Mahamadou Sawadogo, chercheur burkinabé spécialiste de l’extrémisme violent dans le Sahel répond à nos questions sur la situation sécuritaire.

 

La France a annoncé le renforcement de Barkhane, qui va passer de 4 500 à 5 100 soldats. Qu’est-ce que cela peut apporter concrètement sur le terrain, notamment dans la zone dite des trois frontières ?

Cela peut avoir un impact positif sur la zone, qui est l’épicentre de la violence. C’est de là que l’État islamique attaque les trois pays (Mali, Burkina Faso, Niger). Cela permettra de stabiliser la zone, mais les groupes terroristes ne vont sûrement pas attendre le déploiement de Barkhane pour continuer leurs assauts.

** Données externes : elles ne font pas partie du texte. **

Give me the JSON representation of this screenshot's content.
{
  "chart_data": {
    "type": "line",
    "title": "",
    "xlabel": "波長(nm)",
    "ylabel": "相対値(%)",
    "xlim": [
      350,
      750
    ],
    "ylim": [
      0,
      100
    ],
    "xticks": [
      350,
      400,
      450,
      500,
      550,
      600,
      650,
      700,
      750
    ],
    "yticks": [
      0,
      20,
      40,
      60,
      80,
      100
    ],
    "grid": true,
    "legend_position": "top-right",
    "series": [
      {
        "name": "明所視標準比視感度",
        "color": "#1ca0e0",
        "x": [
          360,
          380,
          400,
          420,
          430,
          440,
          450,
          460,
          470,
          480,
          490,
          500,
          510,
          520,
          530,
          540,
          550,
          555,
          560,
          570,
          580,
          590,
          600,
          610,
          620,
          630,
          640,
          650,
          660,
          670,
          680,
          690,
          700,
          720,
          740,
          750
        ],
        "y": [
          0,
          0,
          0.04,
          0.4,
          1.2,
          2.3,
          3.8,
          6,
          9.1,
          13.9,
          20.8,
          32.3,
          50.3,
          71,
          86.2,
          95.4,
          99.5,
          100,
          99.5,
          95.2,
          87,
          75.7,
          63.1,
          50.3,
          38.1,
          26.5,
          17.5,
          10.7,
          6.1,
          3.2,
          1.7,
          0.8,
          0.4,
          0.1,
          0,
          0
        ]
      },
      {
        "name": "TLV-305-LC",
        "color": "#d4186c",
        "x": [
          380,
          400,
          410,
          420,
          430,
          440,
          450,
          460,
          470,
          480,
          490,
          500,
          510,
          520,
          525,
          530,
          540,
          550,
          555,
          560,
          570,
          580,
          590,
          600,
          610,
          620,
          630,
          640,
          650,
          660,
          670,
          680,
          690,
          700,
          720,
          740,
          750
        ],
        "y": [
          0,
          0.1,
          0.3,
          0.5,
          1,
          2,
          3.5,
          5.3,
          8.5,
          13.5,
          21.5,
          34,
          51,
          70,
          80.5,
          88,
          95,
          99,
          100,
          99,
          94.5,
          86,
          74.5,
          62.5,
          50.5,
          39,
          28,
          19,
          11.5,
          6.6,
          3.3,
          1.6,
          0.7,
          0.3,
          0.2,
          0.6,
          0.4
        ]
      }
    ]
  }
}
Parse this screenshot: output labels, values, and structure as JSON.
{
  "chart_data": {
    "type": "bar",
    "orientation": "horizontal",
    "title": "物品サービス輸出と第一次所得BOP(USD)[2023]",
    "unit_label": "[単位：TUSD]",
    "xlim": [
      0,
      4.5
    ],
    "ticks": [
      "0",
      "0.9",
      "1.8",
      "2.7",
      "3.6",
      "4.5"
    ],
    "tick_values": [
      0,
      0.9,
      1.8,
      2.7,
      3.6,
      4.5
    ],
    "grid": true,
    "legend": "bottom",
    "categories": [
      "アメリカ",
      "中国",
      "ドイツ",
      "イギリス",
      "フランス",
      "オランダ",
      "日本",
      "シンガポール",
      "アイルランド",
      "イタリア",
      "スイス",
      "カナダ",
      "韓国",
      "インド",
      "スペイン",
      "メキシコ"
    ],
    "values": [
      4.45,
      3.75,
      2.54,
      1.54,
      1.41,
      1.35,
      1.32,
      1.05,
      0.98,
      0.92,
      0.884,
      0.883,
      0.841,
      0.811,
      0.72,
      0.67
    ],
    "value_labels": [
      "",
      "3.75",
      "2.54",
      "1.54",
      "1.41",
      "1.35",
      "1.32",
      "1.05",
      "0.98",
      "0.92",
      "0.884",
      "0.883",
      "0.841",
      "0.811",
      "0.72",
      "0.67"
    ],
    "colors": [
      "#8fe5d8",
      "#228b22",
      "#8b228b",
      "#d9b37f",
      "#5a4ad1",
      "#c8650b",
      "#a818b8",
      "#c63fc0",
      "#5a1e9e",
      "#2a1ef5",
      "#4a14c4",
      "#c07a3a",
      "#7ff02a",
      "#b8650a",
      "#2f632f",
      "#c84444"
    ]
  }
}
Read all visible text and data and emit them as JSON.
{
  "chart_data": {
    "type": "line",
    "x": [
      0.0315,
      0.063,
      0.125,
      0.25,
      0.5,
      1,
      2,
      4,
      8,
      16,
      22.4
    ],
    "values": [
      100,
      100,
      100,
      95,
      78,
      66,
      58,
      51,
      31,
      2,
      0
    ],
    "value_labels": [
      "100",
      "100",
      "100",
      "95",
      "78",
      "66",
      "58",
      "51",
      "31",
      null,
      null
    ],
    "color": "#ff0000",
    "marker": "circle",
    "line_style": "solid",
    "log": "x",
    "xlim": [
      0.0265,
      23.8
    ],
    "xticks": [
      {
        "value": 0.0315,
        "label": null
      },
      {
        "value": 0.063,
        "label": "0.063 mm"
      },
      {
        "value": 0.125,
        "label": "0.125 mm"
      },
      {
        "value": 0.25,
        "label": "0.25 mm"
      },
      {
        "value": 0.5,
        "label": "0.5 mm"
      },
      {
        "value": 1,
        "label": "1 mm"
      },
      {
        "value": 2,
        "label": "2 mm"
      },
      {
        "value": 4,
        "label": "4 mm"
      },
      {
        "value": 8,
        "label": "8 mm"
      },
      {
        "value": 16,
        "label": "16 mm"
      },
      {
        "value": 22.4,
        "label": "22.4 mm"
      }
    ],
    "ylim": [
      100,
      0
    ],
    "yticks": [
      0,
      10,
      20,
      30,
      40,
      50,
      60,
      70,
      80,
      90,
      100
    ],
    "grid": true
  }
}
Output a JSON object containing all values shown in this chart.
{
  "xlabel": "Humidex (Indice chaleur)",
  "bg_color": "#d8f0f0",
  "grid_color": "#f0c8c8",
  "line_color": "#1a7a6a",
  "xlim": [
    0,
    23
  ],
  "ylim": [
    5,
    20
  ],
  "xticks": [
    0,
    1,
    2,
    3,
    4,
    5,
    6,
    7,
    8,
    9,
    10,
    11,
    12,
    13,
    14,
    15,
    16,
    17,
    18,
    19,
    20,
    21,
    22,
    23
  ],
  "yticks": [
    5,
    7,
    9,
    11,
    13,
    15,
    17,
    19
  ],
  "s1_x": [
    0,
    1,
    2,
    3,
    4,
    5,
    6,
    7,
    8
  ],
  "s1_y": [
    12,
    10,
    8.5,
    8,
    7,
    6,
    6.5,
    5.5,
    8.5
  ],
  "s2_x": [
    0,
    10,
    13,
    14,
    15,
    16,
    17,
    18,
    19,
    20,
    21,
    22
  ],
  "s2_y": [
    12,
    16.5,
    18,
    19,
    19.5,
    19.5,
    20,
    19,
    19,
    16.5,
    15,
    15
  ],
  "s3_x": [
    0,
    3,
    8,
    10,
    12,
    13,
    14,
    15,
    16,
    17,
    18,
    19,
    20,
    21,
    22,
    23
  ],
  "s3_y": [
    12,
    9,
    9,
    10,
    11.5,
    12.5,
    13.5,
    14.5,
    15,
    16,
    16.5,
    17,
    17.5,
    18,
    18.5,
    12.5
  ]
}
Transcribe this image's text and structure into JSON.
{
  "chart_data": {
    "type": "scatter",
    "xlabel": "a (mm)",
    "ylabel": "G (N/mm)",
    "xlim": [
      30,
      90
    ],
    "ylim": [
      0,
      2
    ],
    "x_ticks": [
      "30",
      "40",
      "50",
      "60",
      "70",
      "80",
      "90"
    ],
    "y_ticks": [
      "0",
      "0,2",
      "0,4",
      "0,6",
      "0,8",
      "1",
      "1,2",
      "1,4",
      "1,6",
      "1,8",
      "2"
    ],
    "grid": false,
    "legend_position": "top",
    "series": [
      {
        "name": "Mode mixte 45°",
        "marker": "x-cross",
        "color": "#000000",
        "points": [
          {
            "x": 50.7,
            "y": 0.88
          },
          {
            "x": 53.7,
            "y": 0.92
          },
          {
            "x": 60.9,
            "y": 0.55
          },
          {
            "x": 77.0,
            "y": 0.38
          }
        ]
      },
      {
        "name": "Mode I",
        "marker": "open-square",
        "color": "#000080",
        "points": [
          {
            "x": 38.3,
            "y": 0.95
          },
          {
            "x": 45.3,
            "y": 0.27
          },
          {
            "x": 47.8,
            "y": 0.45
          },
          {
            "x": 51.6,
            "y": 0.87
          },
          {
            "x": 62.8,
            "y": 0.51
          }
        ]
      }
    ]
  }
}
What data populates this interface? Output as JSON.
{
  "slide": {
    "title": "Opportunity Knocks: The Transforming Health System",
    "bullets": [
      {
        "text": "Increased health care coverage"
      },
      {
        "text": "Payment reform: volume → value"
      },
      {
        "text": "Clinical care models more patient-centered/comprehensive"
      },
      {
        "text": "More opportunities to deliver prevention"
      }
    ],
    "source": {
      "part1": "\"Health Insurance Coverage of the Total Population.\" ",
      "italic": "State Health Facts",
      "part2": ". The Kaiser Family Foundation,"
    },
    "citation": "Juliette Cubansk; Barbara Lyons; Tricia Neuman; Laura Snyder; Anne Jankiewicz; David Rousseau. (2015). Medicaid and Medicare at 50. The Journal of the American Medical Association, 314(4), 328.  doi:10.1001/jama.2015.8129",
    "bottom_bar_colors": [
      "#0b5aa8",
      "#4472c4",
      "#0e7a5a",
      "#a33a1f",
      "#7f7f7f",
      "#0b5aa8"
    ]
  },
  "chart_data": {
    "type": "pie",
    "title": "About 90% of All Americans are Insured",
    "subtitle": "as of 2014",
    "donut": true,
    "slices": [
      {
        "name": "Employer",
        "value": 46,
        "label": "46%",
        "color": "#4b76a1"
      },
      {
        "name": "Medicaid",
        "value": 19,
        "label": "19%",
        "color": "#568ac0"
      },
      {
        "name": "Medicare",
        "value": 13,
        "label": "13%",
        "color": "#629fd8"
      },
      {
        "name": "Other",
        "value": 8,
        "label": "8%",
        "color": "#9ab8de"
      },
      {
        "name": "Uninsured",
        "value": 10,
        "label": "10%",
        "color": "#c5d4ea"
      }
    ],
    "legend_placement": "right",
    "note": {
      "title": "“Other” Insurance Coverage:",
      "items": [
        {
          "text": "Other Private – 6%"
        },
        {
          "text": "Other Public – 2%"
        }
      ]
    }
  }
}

Il y a donc le risque que leurs attaques soient dirigées ailleurs. Pour le Burkina, ce sera peut-être désormais vers l’est ou l’ouest, pour le Mali, ils vont remonter vers le centre.

Ce renforcement devrait aider au déploiement de la force Takuba, mais peu de pays européens semblent enclins à l’intégrer. Existe-t-il un risque qu’elle devienne une Arlésienne, comme le G5 Sahel ?

Oui, évidemment. Ce ne sont toutes les armées qui peuvent se déployer au Sahel. Ce sont des conditions assez particulières, difficiles et un risque d’enlisement n’est pas à exclure. Pour ce qui est du G5 Sahel, les pays qui le composent n’attirent pas vraiment les investisseurs. Il serait donc intéressant de l’élargir le G5 à d’autres pays plus attractifs, le Sénégal, la Côte d’Ivoire ou le Ghana.

Ces pays pourraient être bloqués par la crainte d’être pris pour cibles…

Oui, mais s’ils ne le font pas, ils seront des cibles quand même. Je suis convaincu que des terroristes s’y trouvent déjà. Autant unir les forces pour en venir à bout, au lieu d’être attentistes. Lorsque le Mali était le seul ciblé, le Burkina ne s’est pas trop préoccupé. Nous voyons le résultat.

Des observateurs affirment que les groupes terroristes qui se confrontent sur d’autres théâtres se tolèrent et coopèrent même au Sahel. Comment l’expliquer ?

Ils ont des combattants ayant servi plusieurs les mêmes groupes. Ainsi, Ansarul Islam a été dissout. Une partie des combattants s’est retrouvée dans l’État islamique et une autre dans le JNIM. Ils sont comme des frères et ont également compris que, dans le cas du Sahel, ils avaient tout intérêt à s’entendre, parce que cela leur donne de la puissance. Ils se complètent. Certains sont plus tactiques et techniques, d’autres sont en nombre et connaissent parfaitement le terrain. Certaines fois, ils ont des revendications hors nature, si je puis dire : un groupe vient revendiquer le territoire identifié d’un autre, cela leur permet de brouiller les pistes.